I never thought of myself as a loner until the last few years.  Now I understand that I somehow failed to build a life which could sustain itself.  I do not know if I have left it until too late.

This afternoon, as I sat in the rocker on my porch, a hummingbird sought out the feeder which hangs on a bracket attached to my house.  It buzzed over my head and briefly perched.  I held as still as possible. As the sound of its wings tickled my ears,  I opened the camera on my tablet.  I reversed its orientation so I could watch the little bird flutter over the pool of nectar.  I didn’t get a picture; it moved too fast.  But it returned over and over again; again and again I raised the camera and studied its flight until it zipped beyond the reach of my feeble lens.  

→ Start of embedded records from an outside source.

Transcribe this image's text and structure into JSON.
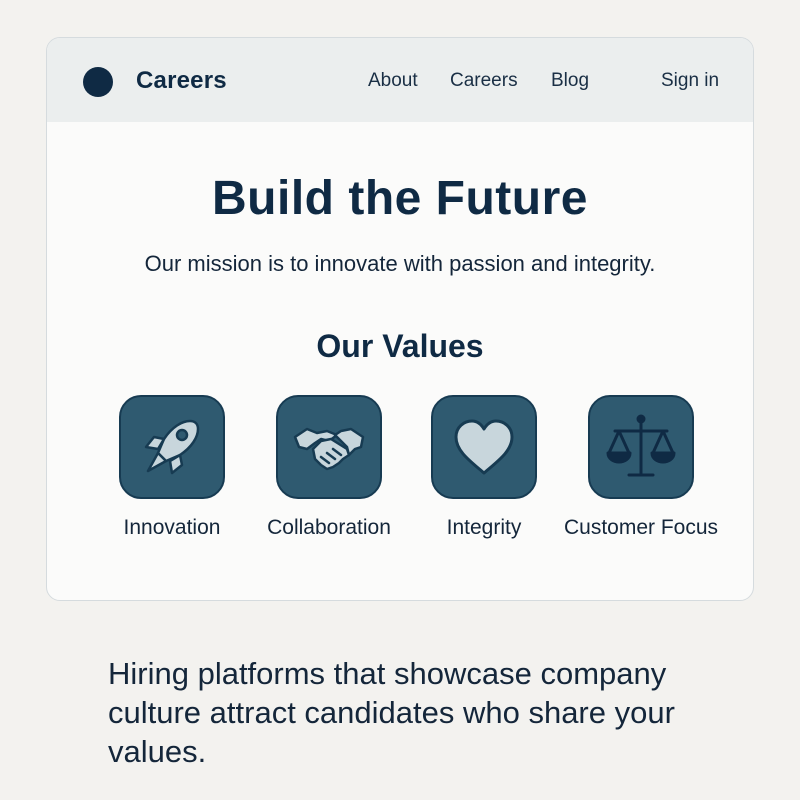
{
  "header": {
    "brand": "Careers",
    "nav": [
      "About",
      "Careers",
      "Blog"
    ],
    "sign_in": "Sign in"
  },
  "hero": {
    "title": "Build the Future",
    "subtitle": "Our mission is to innovate with passion and integrity."
  },
  "values": {
    "heading": "Our Values",
    "items": [
      {
        "label": "Innovation",
        "icon": "rocket-icon"
      },
      {
        "label": "Collaboration",
        "icon": "handshake-icon"
      },
      {
        "label": "Integrity",
        "icon": "heart-icon"
      },
      {
        "label": "Customer Focus",
        "icon": "scales-icon"
      }
    ]
  },
  "caption": "Hiring platforms that showcase company culture attract candidates who share your values.",
  "colors": {
    "primary": "#0f2a44",
    "tile": "#2f5a70",
    "icon_fill": "#c8d6dc",
    "page_bg": "#f3f2ef"
  }
}
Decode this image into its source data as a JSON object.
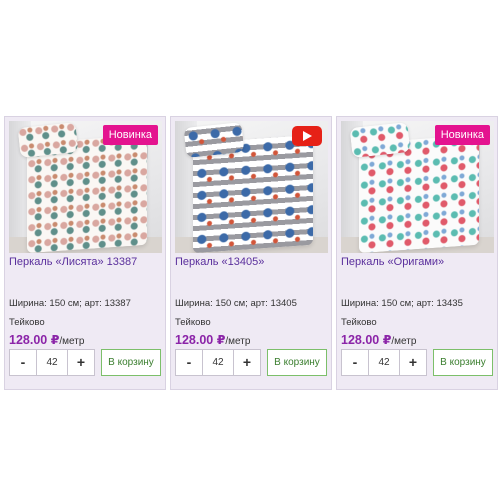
{
  "products": [
    {
      "title": "Перкаль «Лисята» 13387",
      "spec": "Ширина: 150 см; арт: 13387",
      "city": "Тейково",
      "price": "128.00 ₽",
      "unit": "/метр",
      "qty_minus": "-",
      "qty_value": "42",
      "qty_plus": "+",
      "cart_label": "В корзину",
      "badge": "Новинка",
      "pattern": "leaves-foxes"
    },
    {
      "title": "Перкаль «13405»",
      "spec": "Ширина: 150 см; арт: 13405",
      "city": "Тейково",
      "price": "128.00 ₽",
      "unit": "/метр",
      "qty_minus": "-",
      "qty_value": "42",
      "qty_plus": "+",
      "cart_label": "В корзину",
      "badge_icon": "youtube-play-icon",
      "pattern": "grey-stripes-nautical"
    },
    {
      "title": "Перкаль «Оригами»",
      "spec": "Ширина: 150 см; арт: 13435",
      "city": "Тейково",
      "price": "128.00 ₽",
      "unit": "/метр",
      "qty_minus": "-",
      "qty_value": "42",
      "qty_plus": "+",
      "cart_label": "В корзину",
      "badge": "Новинка",
      "pattern": "origami-animals"
    }
  ],
  "colors": {
    "card_bg": "#efeaf4",
    "title": "#5a2f9c",
    "price": "#8b24a8",
    "badge_new": "#e4138f",
    "youtube": "#e62117",
    "cart_border": "#7cbf6a"
  }
}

Later, as I sat at the computer, a knock summoned me downstairs.  My neighbor Helix had brought a present; a bracelet of his own design and making.  He clasped it around my wrist and then took a photograph to show his husband Louis.  I hugged him; I thanked him; and I offered to pay for the lovely thing,  He demurred.  If you ever see something and think of me, you can get it for me, he told me.  A gentleman’s way of saying, This is a gift.  

Then he gave me an Oreo; told me to drink lots of water — Promise me! — and continued on his evening’s stroll.  For my part, I went back upstairs, feeling less lonely by half.

It’s the twenty-third day of the sixty-sixth month of My Year Without Complaining.  Life continues.